Quando você acordar no meio da noite e sua mão tatear o lado esquerdo da cama, não sou eu quem ela encontrará. Quando você estiver bebendo todo o estoque de cachaça do Portuga, não é para mim que você vai ligar solicitando socorro imediato. Nos almoços de domingo, não será eu quem sentará na frente da sua mãe e elogiará o tempero maravilhoso dela.
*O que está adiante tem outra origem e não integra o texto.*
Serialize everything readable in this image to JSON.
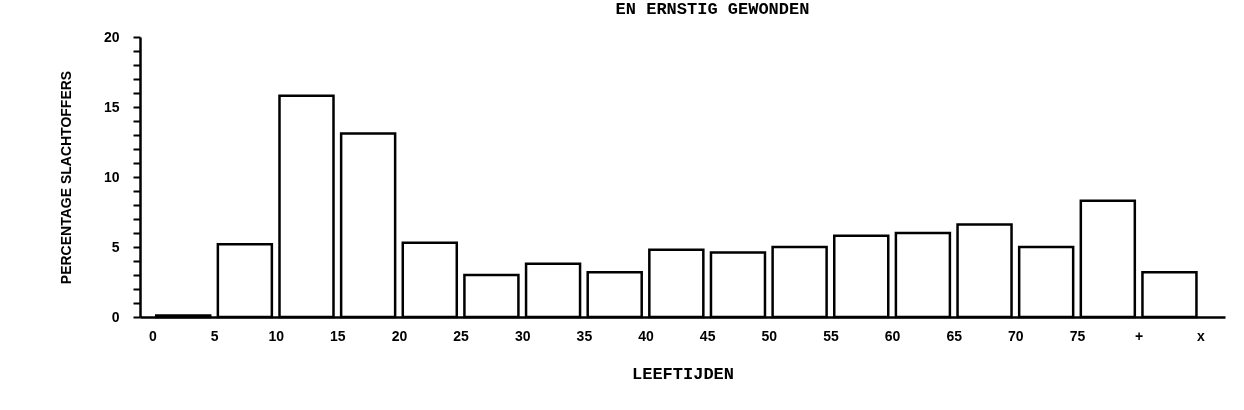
{
  "chart_data": {
    "type": "bar",
    "title": "EN ERNSTIG GEWONDEN",
    "xlabel": "LEEFTIJDEN",
    "ylabel": "PERCENTAGE SLACHTOFFERS",
    "x": [
      2.5,
      7.5,
      12.5,
      17.5,
      22.5,
      27.5,
      32.5,
      37.5,
      42.5,
      47.5,
      52.5,
      57.5,
      62.5,
      67.5,
      72.5,
      77.5,
      82.5
    ],
    "values": [
      0.1,
      5.2,
      15.8,
      13.1,
      5.3,
      3.0,
      3.8,
      3.2,
      4.8,
      4.6,
      5.0,
      5.8,
      6.0,
      6.6,
      5.0,
      8.3,
      3.2
    ],
    "color": "#ffffff",
    "xlim": [
      -0.6,
      86.6
    ],
    "xticks": [
      0,
      5,
      10,
      15,
      20,
      25,
      30,
      35,
      40,
      45,
      50,
      55,
      60,
      65,
      70,
      75,
      {
        "value": 80,
        "label": "+"
      },
      {
        "value": 85,
        "label": "x"
      }
    ],
    "ylim": [
      0,
      20
    ],
    "yticks": [
      0,
      {
        "value": 1,
        "label": null
      },
      {
        "value": 2,
        "label": null
      },
      {
        "value": 3,
        "label": null
      },
      {
        "value": 4,
        "label": null
      },
      5,
      {
        "value": 6,
        "label": null
      },
      {
        "value": 7,
        "label": null
      },
      {
        "value": 8,
        "label": null
      },
      {
        "value": 9,
        "label": null
      },
      10,
      {
        "value": 11,
        "label": null
      },
      {
        "value": 12,
        "label": null
      },
      {
        "value": 13,
        "label": null
      },
      {
        "value": 14,
        "label": null
      },
      15,
      {
        "value": 16,
        "label": null
      },
      {
        "value": 17,
        "label": null
      },
      {
        "value": 18,
        "label": null
      },
      {
        "value": 19,
        "label": null
      },
      20
    ],
    "grid": false
  }
}
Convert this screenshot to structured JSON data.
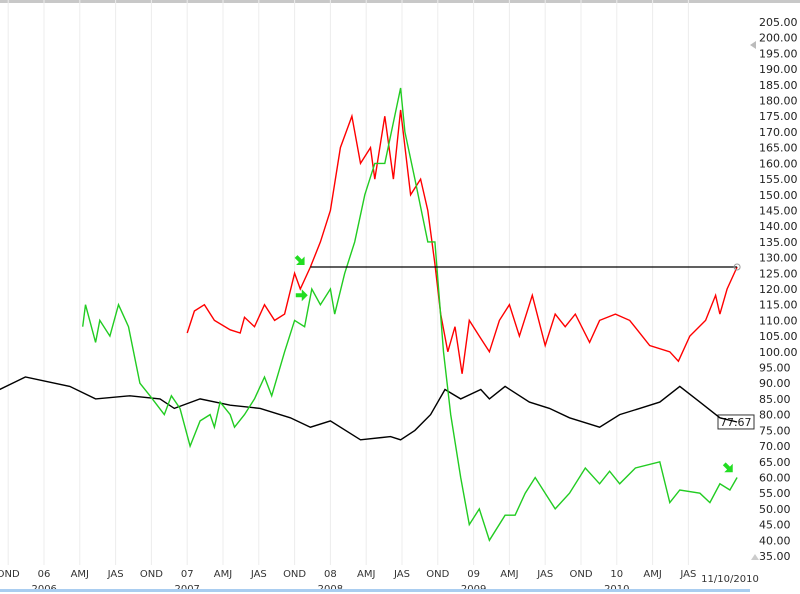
{
  "chart_data": {
    "type": "line",
    "title": "",
    "xlabel": "",
    "ylabel": "",
    "xlim": [
      2005.69,
      2010.9
    ],
    "ylim": [
      35,
      205
    ],
    "yticks": [
      "205.00",
      "200.00",
      "195.00",
      "190.00",
      "185.00",
      "180.00",
      "175.00",
      "170.00",
      "165.00",
      "160.00",
      "155.00",
      "150.00",
      "145.00",
      "140.00",
      "135.00",
      "130.00",
      "125.00",
      "120.00",
      "115.00",
      "110.00",
      "105.00",
      "100.00",
      "95.00",
      "90.00",
      "85.00",
      "80.00",
      "75.00",
      "70.00",
      "65.00",
      "60.00",
      "55.00",
      "50.00",
      "45.00",
      "40.00",
      "35.00"
    ],
    "xticks": [
      {
        "t": 2005.75,
        "label": "OND",
        "year": "2006"
      },
      {
        "t": 2006.0,
        "label": "06",
        "year": ""
      },
      {
        "t": 2006.25,
        "label": "AMJ",
        "year": ""
      },
      {
        "t": 2006.5,
        "label": "JAS",
        "year": ""
      },
      {
        "t": 2006.75,
        "label": "OND",
        "year": ""
      },
      {
        "t": 2007.0,
        "label": "07",
        "year": "2007"
      },
      {
        "t": 2007.25,
        "label": "AMJ",
        "year": ""
      },
      {
        "t": 2007.5,
        "label": "JAS",
        "year": ""
      },
      {
        "t": 2007.75,
        "label": "OND",
        "year": ""
      },
      {
        "t": 2008.0,
        "label": "08",
        "year": "2008"
      },
      {
        "t": 2008.25,
        "label": "AMJ",
        "year": ""
      },
      {
        "t": 2008.5,
        "label": "JAS",
        "year": ""
      },
      {
        "t": 2008.75,
        "label": "OND",
        "year": ""
      },
      {
        "t": 2009.0,
        "label": "09",
        "year": "2009"
      },
      {
        "t": 2009.25,
        "label": "AMJ",
        "year": ""
      },
      {
        "t": 2009.5,
        "label": "JAS",
        "year": ""
      },
      {
        "t": 2009.75,
        "label": "OND",
        "year": ""
      },
      {
        "t": 2010.0,
        "label": "10",
        "year": "2010"
      },
      {
        "t": 2010.25,
        "label": "AMJ",
        "year": ""
      },
      {
        "t": 2010.5,
        "label": "JAS",
        "year": ""
      }
    ],
    "last_date_label": "11/10/2010",
    "last_value_label": "77.67",
    "grid": "vertical",
    "series": [
      {
        "name": "black",
        "color": "#000000",
        "points": [
          [
            2005.69,
            88
          ],
          [
            2005.87,
            92
          ],
          [
            2006.18,
            89
          ],
          [
            2006.36,
            85
          ],
          [
            2006.6,
            86
          ],
          [
            2006.81,
            85
          ],
          [
            2006.91,
            82
          ],
          [
            2007.09,
            85
          ],
          [
            2007.3,
            83
          ],
          [
            2007.51,
            82
          ],
          [
            2007.72,
            79
          ],
          [
            2007.86,
            76
          ],
          [
            2008.0,
            78
          ],
          [
            2008.21,
            72
          ],
          [
            2008.42,
            73
          ],
          [
            2008.49,
            72
          ],
          [
            2008.59,
            75
          ],
          [
            2008.7,
            80
          ],
          [
            2008.8,
            88
          ],
          [
            2008.91,
            85
          ],
          [
            2009.05,
            88
          ],
          [
            2009.11,
            85
          ],
          [
            2009.22,
            89
          ],
          [
            2009.39,
            84
          ],
          [
            2009.53,
            82
          ],
          [
            2009.67,
            79
          ],
          [
            2009.81,
            77
          ],
          [
            2009.88,
            76
          ],
          [
            2010.02,
            80
          ],
          [
            2010.16,
            82
          ],
          [
            2010.3,
            84
          ],
          [
            2010.44,
            89
          ],
          [
            2010.58,
            84
          ],
          [
            2010.72,
            79
          ],
          [
            2010.84,
            77.67
          ]
        ]
      },
      {
        "name": "red",
        "color": "#ff0000",
        "points": [
          [
            2007.0,
            106
          ],
          [
            2007.05,
            113
          ],
          [
            2007.12,
            115
          ],
          [
            2007.19,
            110
          ],
          [
            2007.3,
            107
          ],
          [
            2007.37,
            106
          ],
          [
            2007.4,
            111
          ],
          [
            2007.47,
            108
          ],
          [
            2007.54,
            115
          ],
          [
            2007.61,
            110
          ],
          [
            2007.68,
            112
          ],
          [
            2007.75,
            125
          ],
          [
            2007.79,
            120
          ],
          [
            2007.86,
            127
          ],
          [
            2007.93,
            135
          ],
          [
            2008.0,
            145
          ],
          [
            2008.07,
            165
          ],
          [
            2008.15,
            175
          ],
          [
            2008.21,
            160
          ],
          [
            2008.28,
            165
          ],
          [
            2008.31,
            155
          ],
          [
            2008.38,
            175
          ],
          [
            2008.44,
            155
          ],
          [
            2008.49,
            177
          ],
          [
            2008.56,
            150
          ],
          [
            2008.63,
            155
          ],
          [
            2008.68,
            145
          ],
          [
            2008.73,
            128
          ],
          [
            2008.77,
            112
          ],
          [
            2008.82,
            100
          ],
          [
            2008.87,
            108
          ],
          [
            2008.92,
            93
          ],
          [
            2008.97,
            110
          ],
          [
            2009.04,
            105
          ],
          [
            2009.11,
            100
          ],
          [
            2009.18,
            110
          ],
          [
            2009.25,
            115
          ],
          [
            2009.32,
            105
          ],
          [
            2009.41,
            118
          ],
          [
            2009.5,
            102
          ],
          [
            2009.57,
            112
          ],
          [
            2009.64,
            108
          ],
          [
            2009.71,
            112
          ],
          [
            2009.81,
            103
          ],
          [
            2009.88,
            110
          ],
          [
            2009.99,
            112
          ],
          [
            2010.09,
            110
          ],
          [
            2010.23,
            102
          ],
          [
            2010.37,
            100
          ],
          [
            2010.43,
            97
          ],
          [
            2010.51,
            105
          ],
          [
            2010.62,
            110
          ],
          [
            2010.69,
            118
          ],
          [
            2010.72,
            112
          ],
          [
            2010.77,
            120
          ],
          [
            2010.84,
            127
          ]
        ]
      },
      {
        "name": "green",
        "color": "#22cc22",
        "points": [
          [
            2006.27,
            108
          ],
          [
            2006.29,
            115
          ],
          [
            2006.36,
            103
          ],
          [
            2006.39,
            110
          ],
          [
            2006.46,
            105
          ],
          [
            2006.52,
            115
          ],
          [
            2006.59,
            108
          ],
          [
            2006.67,
            90
          ],
          [
            2006.74,
            86
          ],
          [
            2006.84,
            80
          ],
          [
            2006.89,
            86
          ],
          [
            2006.95,
            82
          ],
          [
            2007.02,
            70
          ],
          [
            2007.09,
            78
          ],
          [
            2007.16,
            80
          ],
          [
            2007.19,
            76
          ],
          [
            2007.23,
            84
          ],
          [
            2007.3,
            80
          ],
          [
            2007.33,
            76
          ],
          [
            2007.4,
            80
          ],
          [
            2007.47,
            85
          ],
          [
            2007.54,
            92
          ],
          [
            2007.59,
            86
          ],
          [
            2007.68,
            100
          ],
          [
            2007.75,
            110
          ],
          [
            2007.82,
            108
          ],
          [
            2007.87,
            120
          ],
          [
            2007.93,
            115
          ],
          [
            2008.0,
            120
          ],
          [
            2008.03,
            112
          ],
          [
            2008.1,
            125
          ],
          [
            2008.17,
            135
          ],
          [
            2008.24,
            150
          ],
          [
            2008.31,
            160
          ],
          [
            2008.38,
            160
          ],
          [
            2008.49,
            184
          ],
          [
            2008.52,
            170
          ],
          [
            2008.59,
            155
          ],
          [
            2008.68,
            135
          ],
          [
            2008.73,
            135
          ],
          [
            2008.79,
            100
          ],
          [
            2008.84,
            80
          ],
          [
            2008.91,
            60
          ],
          [
            2008.97,
            45
          ],
          [
            2009.04,
            50
          ],
          [
            2009.11,
            40
          ],
          [
            2009.22,
            48
          ],
          [
            2009.29,
            48
          ],
          [
            2009.36,
            55
          ],
          [
            2009.43,
            60
          ],
          [
            2009.5,
            55
          ],
          [
            2009.57,
            50
          ],
          [
            2009.67,
            55
          ],
          [
            2009.78,
            63
          ],
          [
            2009.88,
            58
          ],
          [
            2009.95,
            62
          ],
          [
            2010.02,
            58
          ],
          [
            2010.13,
            63
          ],
          [
            2010.3,
            65
          ],
          [
            2010.37,
            52
          ],
          [
            2010.44,
            56
          ],
          [
            2010.58,
            55
          ],
          [
            2010.65,
            52
          ],
          [
            2010.72,
            58
          ],
          [
            2010.79,
            56
          ],
          [
            2010.84,
            60
          ]
        ]
      }
    ],
    "annotations": [
      {
        "type": "hline",
        "value": 127,
        "from": 2007.86,
        "to": 2010.84,
        "color": "#000000"
      },
      {
        "type": "arrow",
        "t": 2007.79,
        "value": 129,
        "color": "#22dd22",
        "dir": "down-right"
      },
      {
        "type": "arrow",
        "t": 2007.8,
        "value": 118,
        "color": "#22dd22",
        "dir": "right"
      },
      {
        "type": "arrow",
        "t": 2010.78,
        "value": 63,
        "color": "#22dd22",
        "dir": "down-right"
      }
    ]
  }
}
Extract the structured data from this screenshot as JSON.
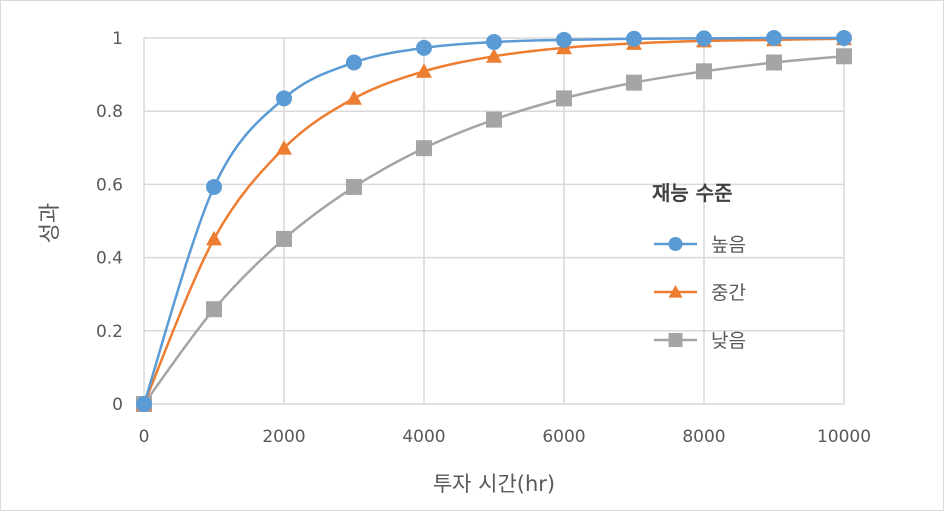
{
  "chart_data": {
    "type": "line",
    "title": "",
    "xlabel": "투자 시간(hr)",
    "ylabel": "성과",
    "x": [
      0,
      1000,
      2000,
      3000,
      4000,
      5000,
      6000,
      7000,
      8000,
      9000,
      10000
    ],
    "xlim": [
      0,
      10000
    ],
    "ylim": [
      0,
      1
    ],
    "x_ticks": [
      "0",
      "2000",
      "4000",
      "6000",
      "8000",
      "10000"
    ],
    "y_ticks": [
      "0",
      "0.2",
      "0.4",
      "0.6",
      "0.8",
      "1"
    ],
    "grid": true,
    "legend_title": "재능 수준",
    "legend_position": "right",
    "series": [
      {
        "name": "높음",
        "color": "#5b9bd5",
        "marker": "circle",
        "values": [
          0,
          0.593,
          0.835,
          0.933,
          0.973,
          0.989,
          0.995,
          0.998,
          0.999,
          1.0,
          1.0
        ]
      },
      {
        "name": "중간",
        "color": "#ed7d31",
        "marker": "triangle",
        "values": [
          0,
          0.451,
          0.699,
          0.835,
          0.909,
          0.95,
          0.973,
          0.985,
          0.992,
          0.995,
          0.998
        ]
      },
      {
        "name": "낮음",
        "color": "#a5a5a5",
        "marker": "square",
        "values": [
          0,
          0.259,
          0.451,
          0.593,
          0.699,
          0.777,
          0.835,
          0.878,
          0.909,
          0.933,
          0.95
        ]
      }
    ]
  }
}
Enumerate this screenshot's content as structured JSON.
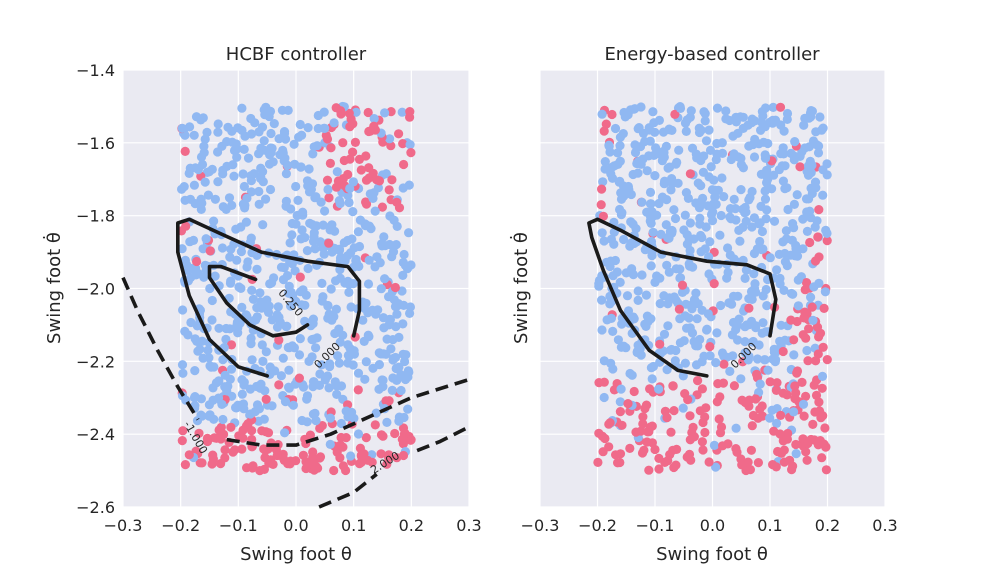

Quando o futebol começar, não será para mim que seu pai mostrará os lances incríveis do Corinthians. Sabe porquê? Porque juntos, somos pólvora adormecida a espera de uma única faísca.

Estamos bem e de repente pegamos fogo, esquecemos os porquês que nos levaram a estar juntos hoje. Você diz que eu não sei nada da vida. Eu digo que você tem um rei na barriga. Pronto! A faísca foi lançada – sem panos quentes a gente explode.

Depois de mais uma explosão,  saímos catando os pedaços de nós pela casa. Tentamos colar, dar um jeito – mas nessa altura do campeonato, já estamos tão  quebrados que não há cola que dê jeito. Não há carinho que nos remende.

O mais sensato é pular do barco e seguir sozinho até encontar terra firme.  Eu pulo primeiro – você vai diminuindo a cada braçada que dou. No fundo, sei que não vai se arriscar, você nunca soube nadar – Então da costa, te vejo naufragar.